Mais dans la zone euro les chefs de gouvernement remettent ouvertement en question la politique de la BCE
La première critique est venue d’un tweet de la Première ministre de Finlande, Sanna Marin. La semaine dernière, Emmanuel Macron a enfoncé le clou dans un entretien au journal Les Échos : « Je suis inquiet de voir certains acteurs de la politique monétaire européenne nous expliquer qu’il faudrait briser la demande européenne pour mieux contenir l’inflation ». Puis Antonio Costa, le Premier ministre portugais, et l’Italienne Georgia Melloni donnent de la voix. Estimant que la hausse des taux pourrait remettre en cause la capacité d’emprunt des ménages et des entreprises, la populiste italienne ne ferait que reprendre tout haut la pensée de son prédécesseur Mario Draghi. L’ancien patron très respecté de la BCE fulmine contre cette remontée brutale des taux, malheureuse pour les États européens qui doivent augmenter leur plan de relance pour financer le bouclier énergétique.

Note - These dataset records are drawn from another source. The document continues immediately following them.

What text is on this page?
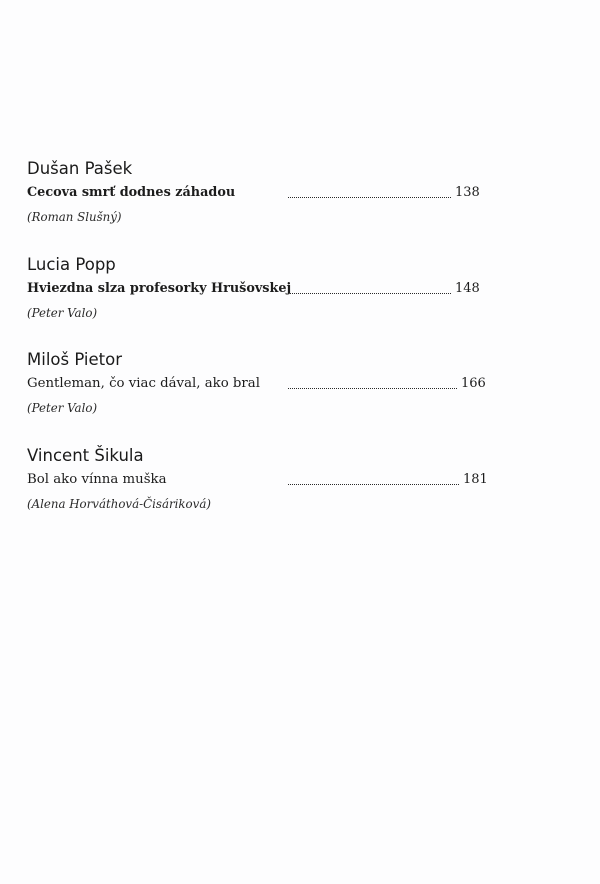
Dušan Pašek
Cecova smrť dodnes záhadou	138
(Roman Slušný)
Lucia Popp
Hviezdna slza profesorky Hrušovskej	148
(Peter Valo)
Miloš Pietor
Gentleman, čo viac dával, ako bral	166
(Peter Valo)
Vincent Šikula
Bol ako vínna muška	181
(Alena Horváthová-Čisáriková)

Leur critique est-elle justifiée ?
Aux États-Unis, on est passé de 0 à 3% pour le taux directeur de la FED. En Europe, on sera à 1,5% si la BCE augmente de trois quarts de points. Vu de Francfort, on est encore loin de la remontée trop rapide des taux dénoncée ces derniers jours. Mais il y a une grande différence entre les deux régions : l’économie américaine était en surchauffe, remonter les taux était donc justifié. En revanche, la reprise post-Covid était encore timide en Europe, c’est pourquoi une action trop hâtive de la BCE au service de la lutte contre l’inflation pourrait bien casser le moteur, et même provoquer une crise financière avec des ménages ou des entreprises du jour au lendemain dans l’incapacité de rembourser les emprunts. Les déboires de Lizz Truss ont donné un aperçu des risques quand les gouvernements dépensent trop alors que les taux grimpent.
Christine Lagarde, la présidente de la BCE, sera t-elle sensible aux arguments de gouvernants critiques ?
Sa mission, inscrite dans les textes, est de veiller à ce que l’inflation se limite à 2%. On est aujourd’hui autour de 10%. Au nom de l’indépendance de cette institution, et pour rester crédible, elle ne déviera pas de la ligne choisie, même si cette trajectoire est en contradiction totale avec la politique budgétaire des États. Pour sortir de cette contradiction, le ministre espagnol des Finances propose des emprunts communs sur le modèle de la relance post-Covid. La réponse ne dépend pas de la BCE, mais des 27. Or les pays dits frugaux campent sur leurs positions. Le plus puissant d’entre eux, l’Allemagne n’est pas prête. À Berlin la peur de l’inflation est toujours plus forte que celle d’une débâcle financière.